Talking of the skin-deep nature of the film, a lot has been made about Cooper’s resolution to put on elaborate prosthetics to make his transformation into Bernstein extra full. The distinguished nostril, specifically, has been a supply of consternation, as Cooper isn’t Jewish. (Bernstein’s personal kids have defended the selection.) Make-up guru Kazu Hiro, who gained Academy Awards for turning Gary Oldman into Winston Churchill for “The Darkest Hour” and Charlize Theron into Megyn Kelly for “Bombshell,” does totally convincing work right here, particularly when Bernstein seems as a 70-year-old man on the very starting and finish of the movie.
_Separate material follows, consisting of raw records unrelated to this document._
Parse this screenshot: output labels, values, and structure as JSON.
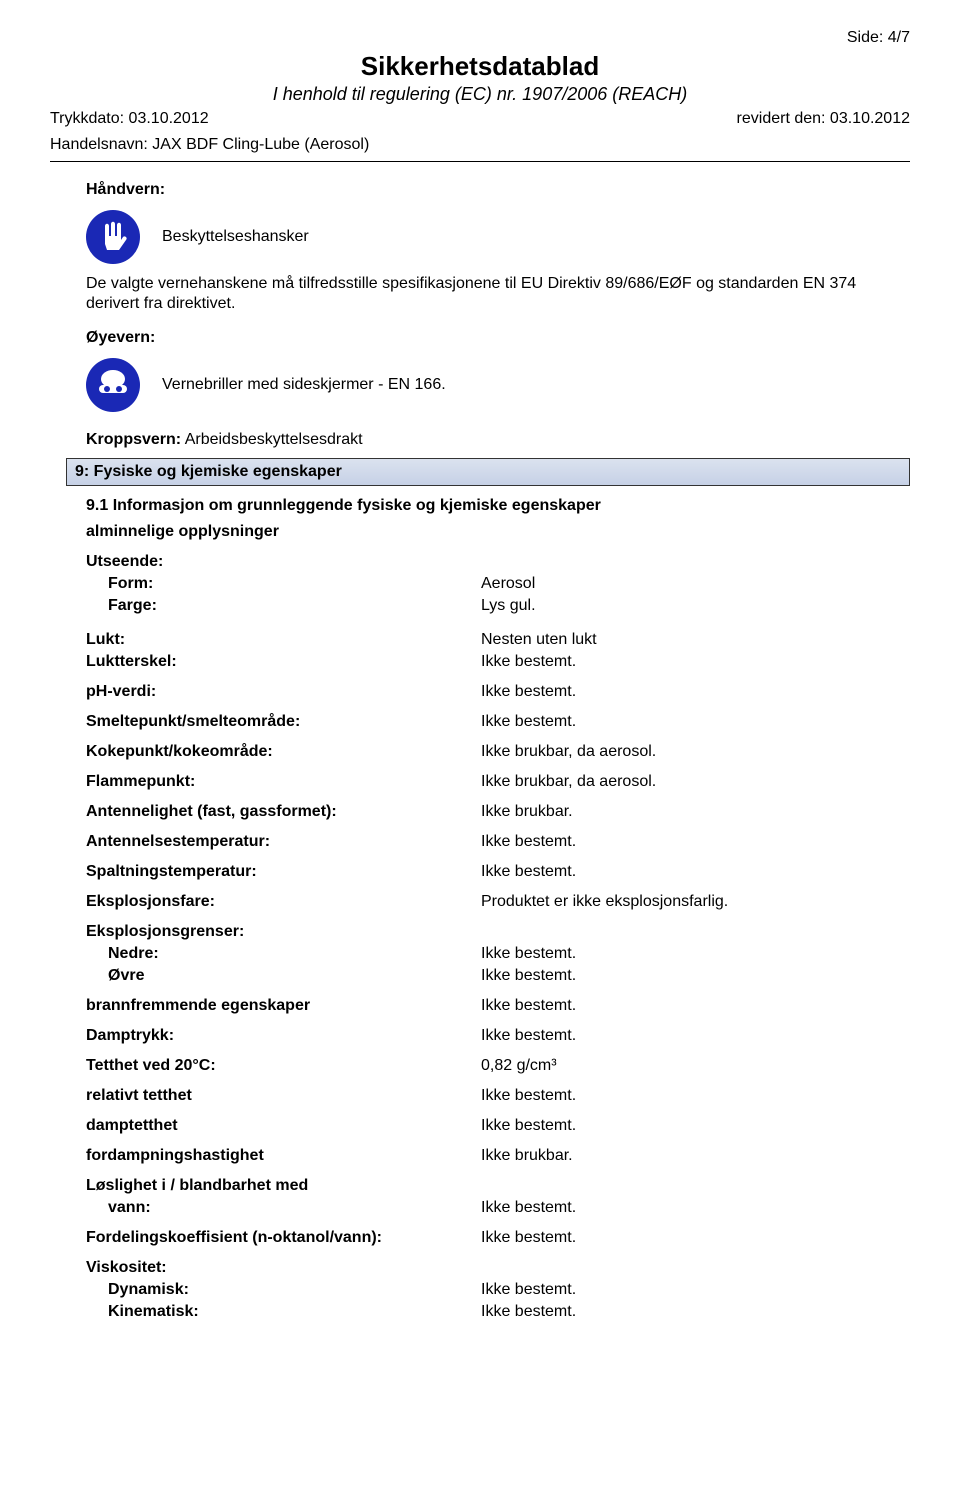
{
  "page": {
    "side_label": "Side: 4/7"
  },
  "header": {
    "title": "Sikkerhetsdatablad",
    "subtitle": "I henhold til regulering (EC) nr. 1907/2006 (REACH)",
    "print_date_label": "Trykkdato:",
    "print_date": "03.10.2012",
    "revised_label": "revidert den:",
    "revised_date": "03.10.2012",
    "trade_label": "Handelsnavn:",
    "trade_name": "JAX BDF Cling-Lube (Aerosol)"
  },
  "hand": {
    "label": "Håndvern:",
    "icon_caption": "Beskyttelseshansker",
    "text": "De valgte vernehanskene må tilfredsstille spesifikasjonene til EU Direktiv 89/686/EØF og standarden EN 374 derivert fra direktivet."
  },
  "eye": {
    "label": "Øyevern:",
    "icon_caption": "Vernebriller med sideskjermer - EN 166."
  },
  "body": {
    "label_inline": "Kroppsvern:",
    "value": "Arbeidsbeskyttelsesdrakt"
  },
  "section9": {
    "bar": "9: Fysiske og kjemiske egenskaper",
    "sub": "9.1 Informasjon om grunnleggende fysiske og kjemiske egenskaper",
    "general": "alminnelige opplysninger"
  },
  "appearance": {
    "head": "Utseende:",
    "form_key": "Form:",
    "form_val": "Aerosol",
    "color_key": "Farge:",
    "color_val": "Lys gul."
  },
  "props": {
    "lukt_key": "Lukt:",
    "lukt_val": "Nesten uten lukt",
    "luktterskel_key": "Luktterskel:",
    "luktterskel_val": "Ikke bestemt.",
    "ph_key": "pH-verdi:",
    "ph_val": "Ikke bestemt.",
    "smelt_key": "Smeltepunkt/smelteområde:",
    "smelt_val": "Ikke bestemt.",
    "koke_key": "Kokepunkt/kokeområde:",
    "koke_val": "Ikke brukbar, da aerosol.",
    "flamme_key": "Flammepunkt:",
    "flamme_val": "Ikke brukbar, da aerosol.",
    "antenn_key": "Antennelighet (fast, gassformet):",
    "antenn_val": "Ikke brukbar.",
    "antennelsestemp_key": "Antennelsestemperatur:",
    "antennelsestemp_val": "Ikke bestemt.",
    "spalt_key": "Spaltningstemperatur:",
    "spalt_val": "Ikke bestemt.",
    "eksplfare_key": "Eksplosjonsfare:",
    "eksplfare_val": "Produktet er ikke eksplosjonsfarlig.",
    "eksplgrenser_head": "Eksplosjonsgrenser:",
    "nedre_key": "Nedre:",
    "nedre_val": "Ikke bestemt.",
    "ovre_key": "Øvre",
    "ovre_val": "Ikke bestemt.",
    "brannfrem_key": "brannfremmende egenskaper",
    "brannfrem_val": "Ikke bestemt.",
    "damptrykk_key": "Damptrykk:",
    "damptrykk_val": "Ikke bestemt.",
    "tetthet_key": "Tetthet ved 20°C:",
    "tetthet_val": "0,82 g/cm³",
    "reltetthet_key": "relativt tetthet",
    "reltetthet_val": "Ikke bestemt.",
    "damptetthet_key": "damptetthet",
    "damptetthet_val": "Ikke bestemt.",
    "fordamp_key": "fordampningshastighet",
    "fordamp_val": "Ikke brukbar.",
    "loslighet_head": "Løslighet i / blandbarhet med",
    "vann_key": "vann:",
    "vann_val": "Ikke bestemt.",
    "fordkoef_key": "Fordelingskoeffisient (n-oktanol/vann):",
    "fordkoef_val": "Ikke bestemt.",
    "visk_head": "Viskositet:",
    "dyn_key": "Dynamisk:",
    "dyn_val": "Ikke bestemt.",
    "kin_key": "Kinematisk:",
    "kin_val": "Ikke bestemt."
  }
}
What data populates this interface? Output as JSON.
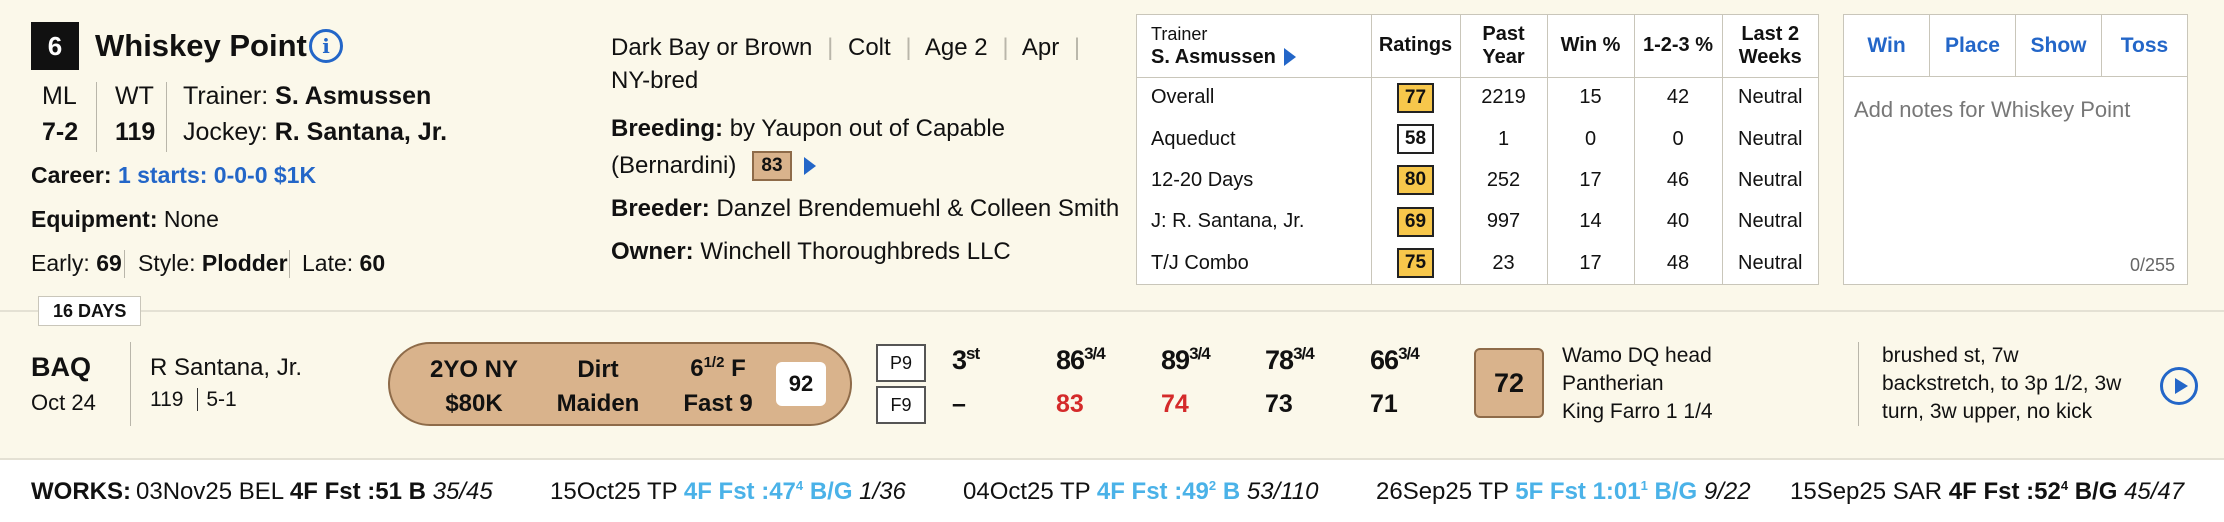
{
  "horse": {
    "number": "6",
    "name": "Whiskey Point",
    "ml_label": "ML",
    "ml": "7-2",
    "wt_label": "WT",
    "wt": "119",
    "trainer_label": "Trainer:",
    "trainer": "S. Asmussen",
    "jockey_label": "Jockey:",
    "jockey": "R. Santana, Jr.",
    "career_label": "Career:",
    "career": "1 starts: 0-0-0 $1K",
    "equipment_label": "Equipment:",
    "equipment": "None",
    "early_label": "Early:",
    "early": "69",
    "style_label": "Style:",
    "style": "Plodder",
    "late_label": "Late:",
    "late": "60"
  },
  "details": {
    "color": "Dark Bay or Brown",
    "sex": "Colt",
    "age": "Age 2",
    "month": "Apr",
    "bred": "NY-bred",
    "breeding_label": "Breeding:",
    "breeding_line1": "by Yaupon out of Capable",
    "breeding_line2": "(Bernardini)",
    "breeding_rating": "83",
    "breeder_label": "Breeder:",
    "breeder": "Danzel Brendemuehl & Colleen Smith",
    "owner_label": "Owner:",
    "owner": "Winchell Thoroughbreds LLC"
  },
  "ratings_table": {
    "trainer_label": "Trainer",
    "trainer_name": "S. Asmussen",
    "headers": [
      "Ratings",
      "Past Year",
      "Win %",
      "1-2-3 %",
      "Last 2 Weeks"
    ],
    "rows": [
      {
        "label": "Overall",
        "rating": "77",
        "rating_style": "yellow",
        "past_year": "2219",
        "win": "15",
        "itm": "42",
        "last2": "Neutral"
      },
      {
        "label": "Aqueduct",
        "rating": "58",
        "rating_style": "white",
        "past_year": "1",
        "win": "0",
        "itm": "0",
        "last2": "Neutral"
      },
      {
        "label": "12-20 Days",
        "rating": "80",
        "rating_style": "yellow",
        "past_year": "252",
        "win": "17",
        "itm": "46",
        "last2": "Neutral"
      },
      {
        "label": "J: R. Santana, Jr.",
        "rating": "69",
        "rating_style": "yellow",
        "past_year": "997",
        "win": "14",
        "itm": "40",
        "last2": "Neutral"
      },
      {
        "label": "T/J Combo",
        "rating": "75",
        "rating_style": "yellow",
        "past_year": "23",
        "win": "17",
        "itm": "48",
        "last2": "Neutral"
      }
    ]
  },
  "bet": {
    "tabs": [
      "Win",
      "Place",
      "Show",
      "Toss"
    ],
    "notes_placeholder": "Add notes for Whiskey Point",
    "notes_count": "0/255"
  },
  "past_performance": {
    "days_since": "16 DAYS",
    "track": "BAQ",
    "date": "Oct 24",
    "jockey": "R Santana, Jr.",
    "weight": "119",
    "odds": "5-1",
    "race_class_1": "2YO NY",
    "race_class_2": "$80K",
    "surface_1": "Dirt",
    "surface_2": "Maiden",
    "distance_whole": "6",
    "distance_frac": "1/2",
    "distance_unit": "F",
    "condition": "Fast 9",
    "speed_figure": "92",
    "post": "P9",
    "field": "F9",
    "calls": [
      {
        "pos": "3",
        "sup": "st",
        "len": "",
        "fig": "–",
        "fig_color": "black"
      },
      {
        "pos": "8",
        "sup": "",
        "len": "6",
        "frac": "3/4",
        "fig": "83",
        "fig_color": "red"
      },
      {
        "pos": "8",
        "sup": "",
        "len": "9",
        "frac": "3/4",
        "fig": "74",
        "fig_color": "red"
      },
      {
        "pos": "7",
        "sup": "",
        "len": "8",
        "frac": "3/4",
        "fig": "73",
        "fig_color": "black"
      },
      {
        "pos": "6",
        "sup": "",
        "len": "6",
        "frac": "3/4",
        "fig": "71",
        "fig_color": "black"
      }
    ],
    "final_figure": "72",
    "top_finishers": [
      "Wamo DQ head",
      "Pantherian",
      "King Farro  1 1/4"
    ],
    "comment": [
      "brushed st, 7w",
      "backstretch, to 3p 1/2, 3w",
      "turn, 3w upper, no kick"
    ]
  },
  "works": {
    "label": "WORKS:",
    "items": [
      {
        "date": "03Nov25 BEL",
        "dist": "4F Fst :51",
        "sup": "",
        "grade": "B",
        "rank": "35/45",
        "highlight": false
      },
      {
        "date": "15Oct25 TP",
        "dist": "4F Fst :47",
        "sup": "4",
        "grade": "B/G",
        "rank": "1/36",
        "highlight": true
      },
      {
        "date": "04Oct25 TP",
        "dist": "4F Fst :49",
        "sup": "2",
        "grade": "B",
        "rank": "53/110",
        "highlight": true
      },
      {
        "date": "26Sep25 TP",
        "dist": "5F Fst 1:01",
        "sup": "1",
        "grade": "B/G",
        "rank": "9/22",
        "highlight": true
      },
      {
        "date": "15Sep25 SAR",
        "dist": "4F Fst :52",
        "sup": "4",
        "grade": "B/G",
        "rank": "45/47",
        "highlight": false
      }
    ]
  }
}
One thing does occur towards the movie’s conclusion, although, that’s deserving of criticism. It’s the late Nineteen Eighties, and the body has expanded to widescreen. Bernstein is driving his Jaguar convertible, blaring R.E.M.’s “It’s the Finish of the World as We Know It (And I Really feel Positive).” Simply as he zooms into the middle of the shot, lead singer Michael Stipe yells the lyric “Leonard Bernstein!” Now, perhaps that is one thing Bernstein did in actual life; he clearly thought fairly extremely of himself, so perhaps he was so tickled to be talked about on this capability. However in a film, this alternative was eye-rollingly on the nostril. I groaned audibly.
Bernstein took possibilities along with his work; that’s what made him nice. “Maestro” would have been stronger if it had performed the identical.
In theaters now. On Netflix on December twentieth.